“I’ll get a crowbar,” suggested Harry, scowling in the fierce sunlight. Jonas Ingram stood with his hair blowing out from under his hat and his stick grasped firmly in his gnarled old hand. He was all ready to strike. His chin was thrust out rigidly. They both pressed close to Joe, but he did not heed them. He put one shoulder against a panel; every muscle was set.
“Whoever you are, if I have to break this door down—”
There was a soft commotion on the inside and the bolt was drawn. Joe, with the other two at his heels, fairly burst into the darkened place, just in time to see a white figure dart across the room and cast itself in a corner. For an instant they could only blink. The figure wrapped its white arms about some object.

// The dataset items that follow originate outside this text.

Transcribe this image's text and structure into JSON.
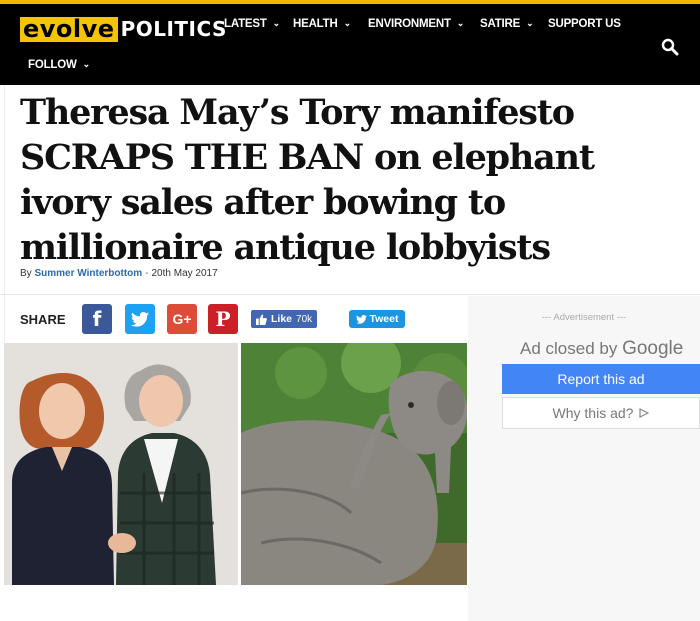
{
  "site": {
    "logo_part1": "evolve",
    "logo_part2": "POLITICS",
    "brand_color": "#f5c400"
  },
  "nav": {
    "items": [
      {
        "label": "LATEST",
        "has_dropdown": true
      },
      {
        "label": "HEALTH",
        "has_dropdown": true
      },
      {
        "label": "ENVIRONMENT",
        "has_dropdown": true
      },
      {
        "label": "SATIRE",
        "has_dropdown": true
      },
      {
        "label": "SUPPORT US",
        "has_dropdown": false
      },
      {
        "label": "FOLLOW",
        "has_dropdown": true
      }
    ],
    "search_icon": "search-icon"
  },
  "article": {
    "headline": "Theresa May’s Tory manifesto SCRAPS THE BAN on elephant ivory sales after bowing to millionaire antique lobbyists",
    "byline_prefix": "By",
    "author": "Summer Winterbottom",
    "date": "20th May 2017"
  },
  "share": {
    "label": "SHARE",
    "buttons": [
      "facebook-icon",
      "twitter-icon",
      "google-plus-icon",
      "pinterest-icon"
    ],
    "facebook_glyph": "f",
    "google_glyph": "G+",
    "pinterest_glyph": "P",
    "like_label": "Like",
    "like_count": "70k",
    "tweet_label": "Tweet"
  },
  "ad": {
    "label": "--- Advertisement ---",
    "closed_text": "Ad closed by",
    "closed_brand": "Google",
    "report_label": "Report this ad",
    "why_label": "Why this ad?"
  }
}
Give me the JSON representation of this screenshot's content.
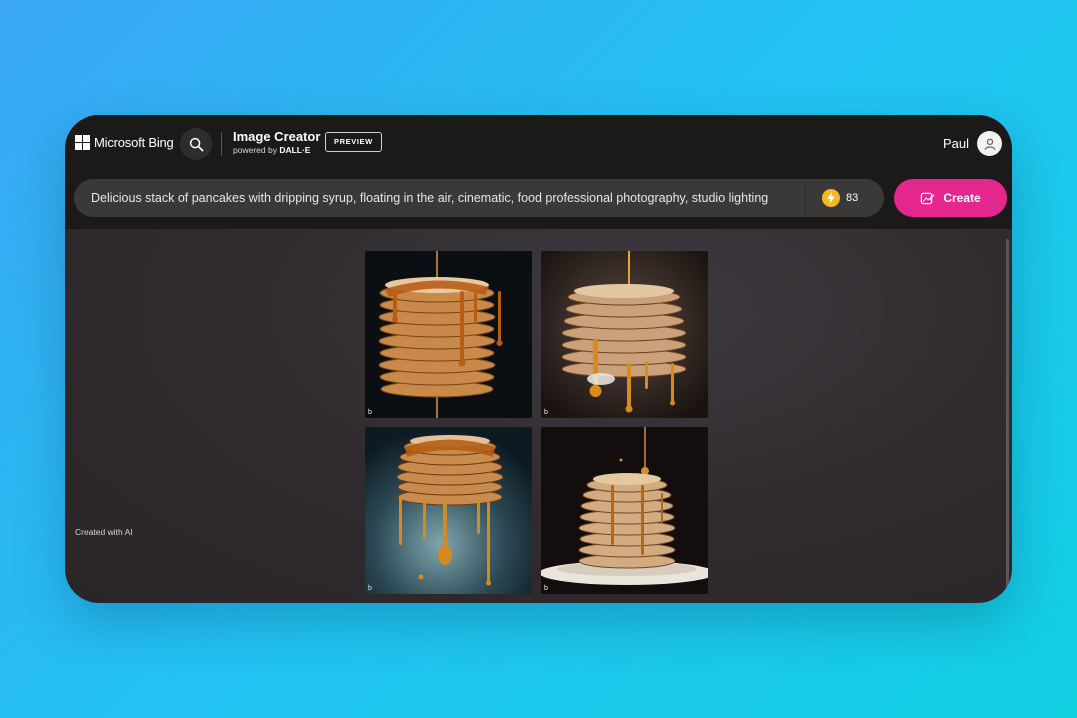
{
  "header": {
    "logo_text": "Microsoft Bing",
    "brand_title": "Image Creator",
    "brand_sub_prefix": "powered by ",
    "brand_sub_model": "DALL·E",
    "preview_badge": "PREVIEW",
    "user_name": "Paul"
  },
  "prompt": {
    "value": "Delicious stack of pancakes with dripping syrup, floating in the air, cinematic, food professional photography, studio lighting"
  },
  "boosts": {
    "count": "83"
  },
  "create_button": {
    "label": "Create"
  },
  "images": [
    {
      "name": "pancake-image-1",
      "mark": "b"
    },
    {
      "name": "pancake-image-2",
      "mark": "b"
    },
    {
      "name": "pancake-image-3",
      "mark": "b"
    },
    {
      "name": "pancake-image-4",
      "mark": "b"
    }
  ],
  "footer": {
    "created_with_ai": "Created with AI"
  },
  "colors": {
    "accent": "#e3278d",
    "header_bg": "#1b1a19",
    "boost_coin": "#f5b921"
  }
}
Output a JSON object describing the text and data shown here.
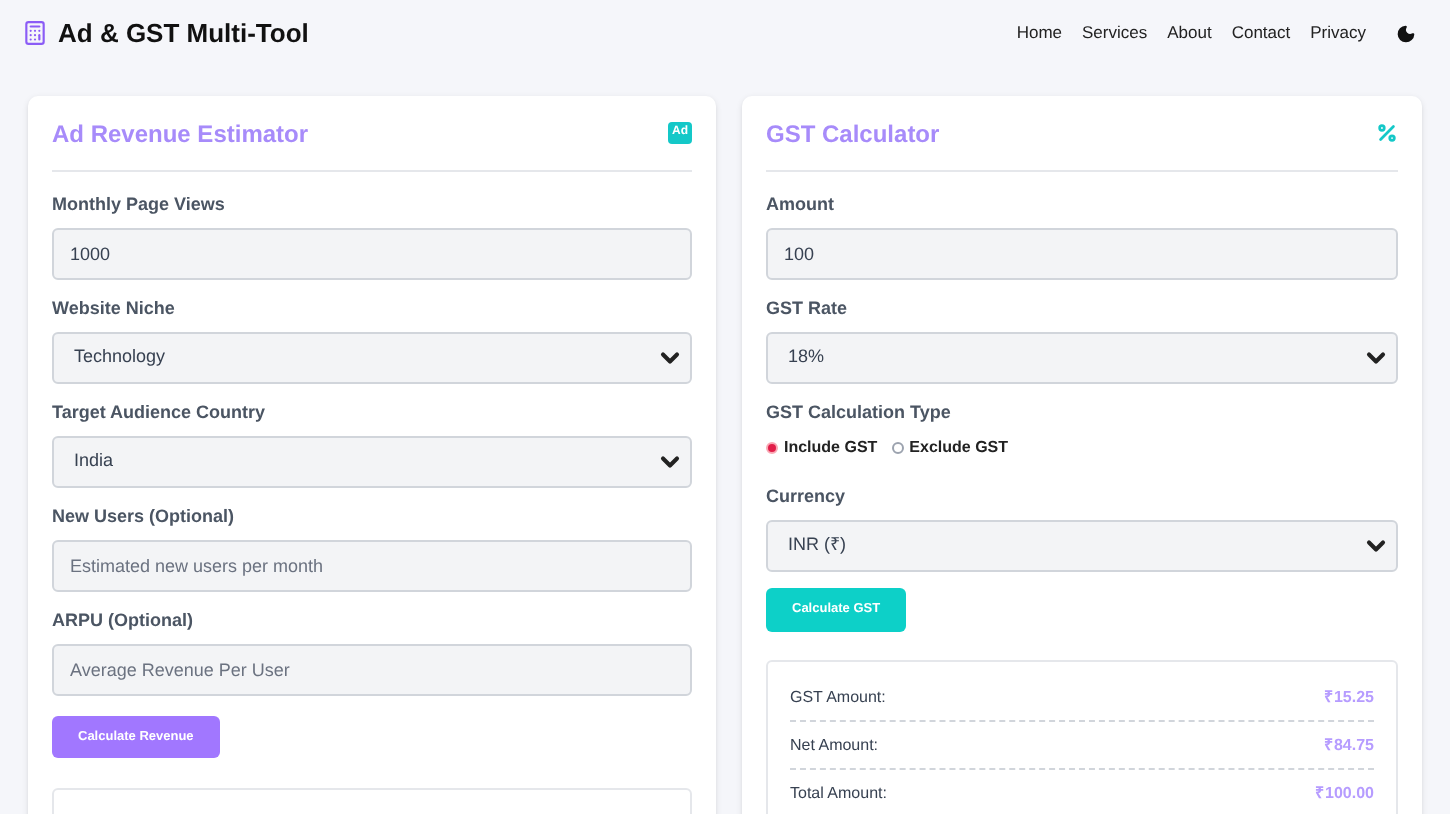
{
  "brand": {
    "title": "Ad & GST Multi-Tool"
  },
  "nav": [
    {
      "label": "Home"
    },
    {
      "label": "Services"
    },
    {
      "label": "About"
    },
    {
      "label": "Contact"
    },
    {
      "label": "Privacy"
    }
  ],
  "ad_card": {
    "title": "Ad Revenue Estimator",
    "badge": "Ad",
    "fields": [
      {
        "label": "Monthly Page Views",
        "kind": "input",
        "value": "1000"
      },
      {
        "label": "Website Niche",
        "kind": "select",
        "value": "Technology"
      },
      {
        "label": "Target Audience Country",
        "kind": "select",
        "value": "India"
      },
      {
        "label": "New Users (Optional)",
        "kind": "input",
        "placeholder": "Estimated new users per month"
      },
      {
        "label": "ARPU (Optional)",
        "kind": "input",
        "placeholder": "Average Revenue Per User"
      }
    ],
    "button": "Calculate Revenue"
  },
  "gst_card": {
    "title": "GST Calculator",
    "amount": {
      "label": "Amount",
      "value": "100"
    },
    "rate": {
      "label": "GST Rate",
      "value": "18%"
    },
    "type": {
      "label": "GST Calculation Type",
      "options": [
        {
          "label": "Include GST",
          "selected": true
        },
        {
          "label": "Exclude GST",
          "selected": false
        }
      ]
    },
    "currency": {
      "label": "Currency",
      "value": "INR (₹)"
    },
    "button": "Calculate GST",
    "results": [
      {
        "label": "GST Amount:",
        "value": "₹15.25"
      },
      {
        "label": "Net Amount:",
        "value": "₹84.75"
      },
      {
        "label": "Total Amount:",
        "value": "₹100.00"
      }
    ]
  }
}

“You can have everything but this table; you can’t have—this.” The words ended in a frightened sob.
“Esther!”
“Oh, Joe!” She struggled to her feet, then shrank back against the wall. “Oh, I didn’t know it was you. Go ’way! go ’way!”
“Why, Esther, what do you mean?” He started towards her, but she turned on him.
“Where is she?”
“Where’s who?”
She did not reply, but standing against the wall, she stared at him with a passionate scorn.
“You don’t mean Sarah Norton?” asked Joe, slowly. Esther quivered. “Why, she came to tell me of the trouble her father was trying to get me into. But how did you come here, Esther? How did you know anything about it?”
She did not answer. Her head sank.
“How did you, Esther?”
“I saw—you in the lane,” she faltered, then caught up her veil as though it had been a pinafore. Joe went up to her, and Jonas Ingram took hold of Harry Barker, and the two stepped outside, but not out of ear-shot; they were still curious. They could hear Esther’s sobbing voice at intervals. “I tried to make ’em stop, but they wouldn’t, and I slipped in past ’em and bolted the door; and when you came, I thought it was them—and, oh! ain’t they our things, Joe?”
The old man thrust his head in at the door. “Yes,” he roared, then withdrew.
“And won’t they take the table away?”
“No,” he roared again. “I’d just like to see ’em!”
Esther wept harder. “Oh, I wish they would; I ought to give ’em up. I didn’t care for them after I thought—that. It was just that I had to have something I wouldn’t let go, and I tried to think only of saving the table for the water-set.”
“Come mighty near bein’ no water-set,” muttered Jonas to himself; then he turned to his companion. “Young man, I guess they don’t need us no more,” he said.
When he regained his sister-in-law’s, he encountered that lady carrying a steaming dish. Guests stood about under the trees or sat at the long tables.
“For mercy sakes, Jonas, have you seen Esther? She made fuss enough about havin’ that dove fixed up in the parlor, and she and Joe ain’t stood under it a minit yet.”